Intanto, la relazione, ovvero la capacità di percepire il bisogno dell’altro. Poi, la morte e il mistero che la avvolge: una civiltà deve conoscere il lutto e il viaggio che lo accompagna. «Aspetti che noi abbiamo dimenticato e banalizzato» ha sottolineato lo psichiatra. Poi, il dolore. «Certo, è un sintomo, ma non si può immaginare una relazione senza dolore: non esiste umano senza dolore così come non esiste la morte senza la percezione della nostra esistenza».

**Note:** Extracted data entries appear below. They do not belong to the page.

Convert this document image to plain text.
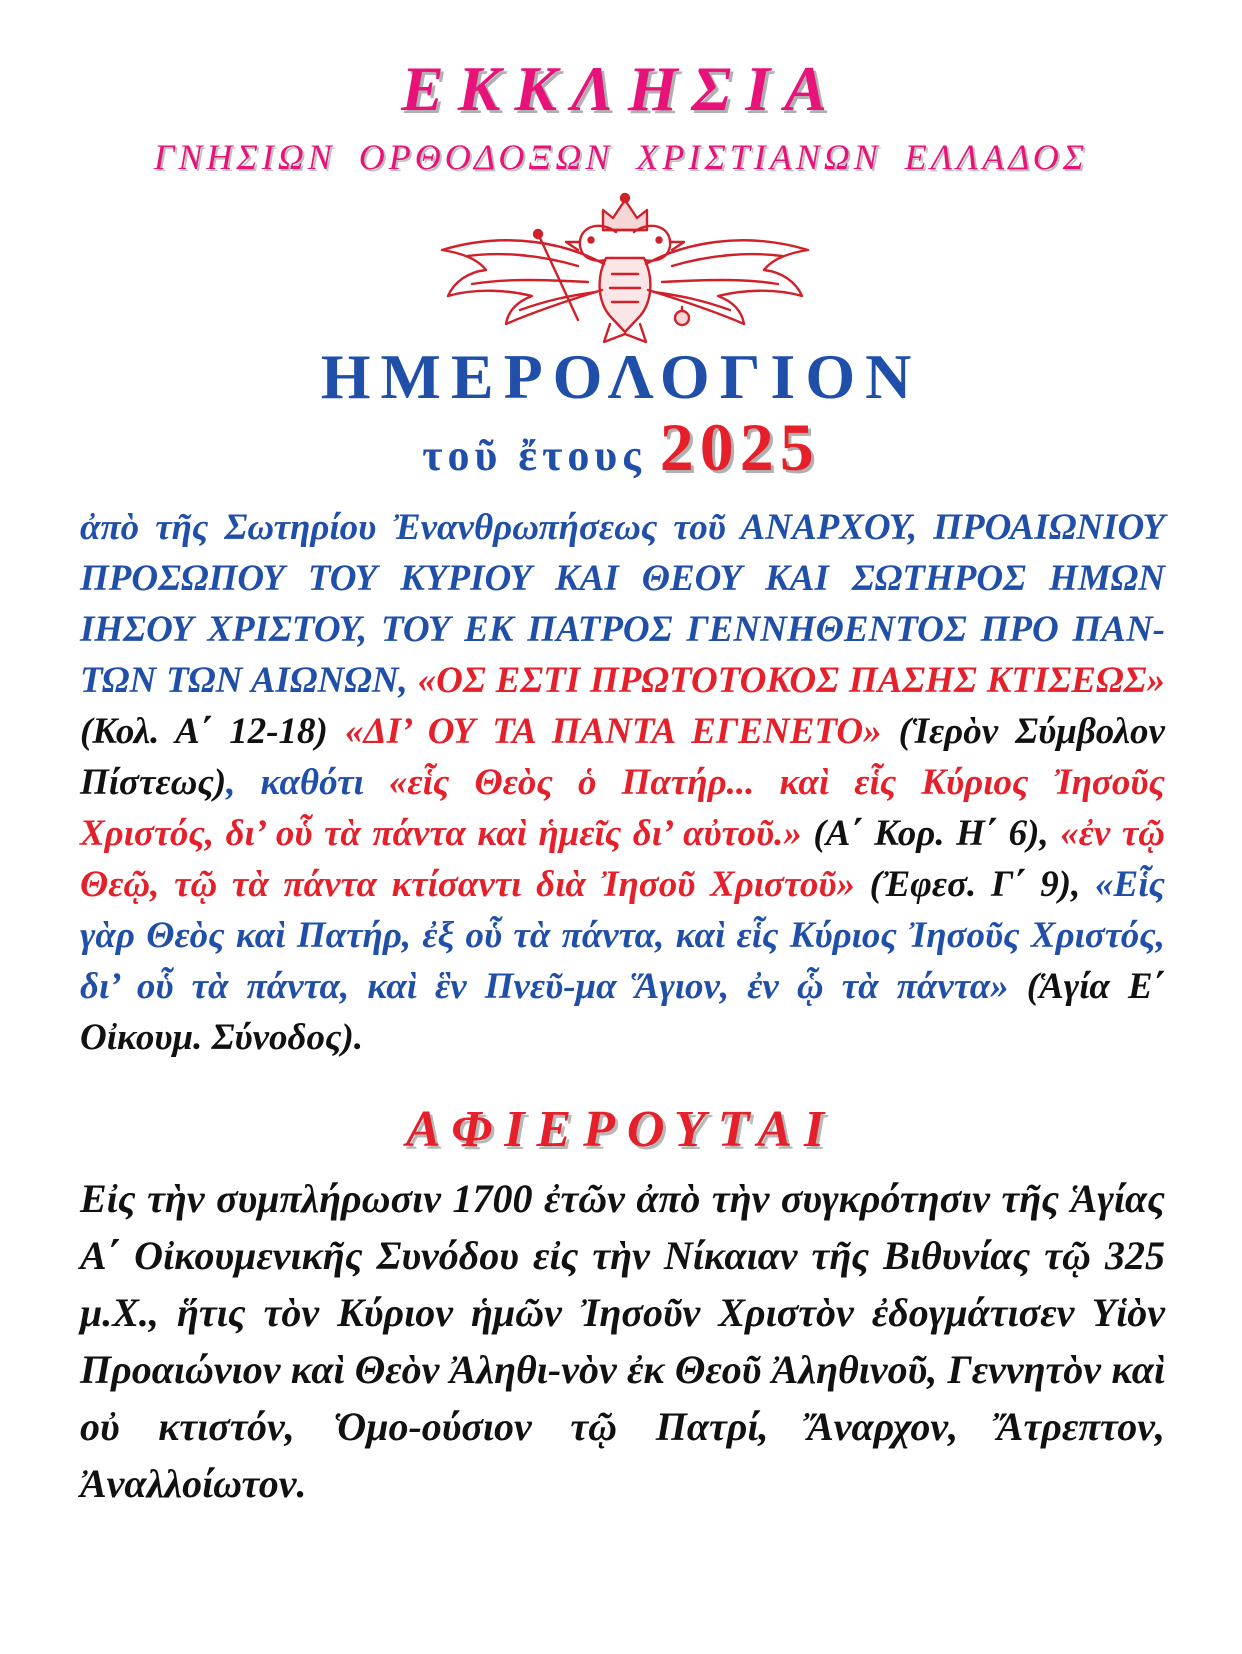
ΕΚΚΛΗΣΙΑ
ΓΝΗΣΙΩΝ ΟΡΘΟΔΟΞΩΝ ΧΡΙΣΤΙΑΝΩΝ ΕΛΛΑΔΟΣ
ΗΜΕΡΟΛΟΓΙΟΝ
τοῦ ἔτους 2025
ἀπὸ τῆς Σωτηρίου Ἐνανθρωπήσεως τοῦ ΑΝΑΡΧΟΥ, ΠΡΟΑΙΩΝΙΟΥ ΠΡΟΣΩΠΟΥ ΤΟΥ ΚΥΡΙΟΥ ΚΑΙ ΘΕΟΥ ΚΑΙ ΣΩΤΗΡΟΣ ΗΜΩΝ ΙΗΣΟΥ ΧΡΙΣΤΟΥ, ΤΟΥ ΕΚ ΠΑΤΡΟΣ ΓΕΝΝΗΘΕΝΤΟΣ ΠΡΟ ΠΑΝ-ΤΩΝ ΤΩΝ ΑΙΩΝΩΝ, «ΟΣ ΕΣΤΙ ΠΡΩΤΟΤΟΚΟΣ ΠΑΣΗΣ ΚΤΙΣΕΩΣ» (Κολ. Α΄ 12-18) «ΔΙ’ ΟΥ ΤΑ ΠΑΝΤΑ ΕΓΕΝΕΤΟ» (Ἱερὸν Σύμβολον Πίστεως), καθότι «εἷς Θεὸς ὁ Πατήρ... καὶ εἷς Κύριος Ἰησοῦς Χριστός, δι’ οὗ τὰ πάντα καὶ ἡμεῖς δι’ αὐτοῦ.» (Α΄ Κορ. Η΄ 6), «ἐν τῷ Θεῷ, τῷ τὰ πάντα κτίσαντι διὰ Ἰησοῦ Χριστοῦ» (Ἐφεσ. Γ΄ 9), «Εἷς γὰρ Θεὸς καὶ Πατήρ, ἐξ οὗ τὰ πάντα, καὶ εἷς Κύριος Ἰησοῦς Χριστός, δι’ οὗ τὰ πάντα, καὶ ἓν Πνεῦ-μα Ἅγιον, ἐν ᾧ τὰ πάντα» (Ἁγία Ε΄ Οἰκουμ. Σύνοδος).
ΑΦΙΕΡΟΥΤΑΙ
Εἰς τὴν συμπλήρωσιν 1700 ἐτῶν ἀπὸ τὴν συγκρότησιν τῆς Ἁγίας Α΄ Οἰκουμενικῆς Συνόδου εἰς τὴν Νίκαιαν τῆς Βιθυνίας τῷ 325 μ.Χ., ἥτις τὸν Κύριον ἡμῶν Ἰησοῦν Χριστὸν ἐδογμάτισεν Υἱὸν Προαιώνιον καὶ Θεὸν Ἀληθι-νὸν ἐκ Θεοῦ Ἀληθινοῦ, Γεννητὸν καὶ οὐ κτιστόν, Ὁμο-ούσιον τῷ Πατρί, Ἄναρχον, Ἄτρεπτον, Ἀναλλοίωτον.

Quindi, se si vuole riannodare il filo dell’umanizzazione delle cure, tema dell’analisi, non si può prescindere «da un concetto fondamentale: uno dei principi primi della nostra civiltà è il rispetto dell’altro come persona e, per il medico, il principio primo è non disgiungere la disciplina e la scienza dalle modalità con le quali vengono applicate sui pazienti».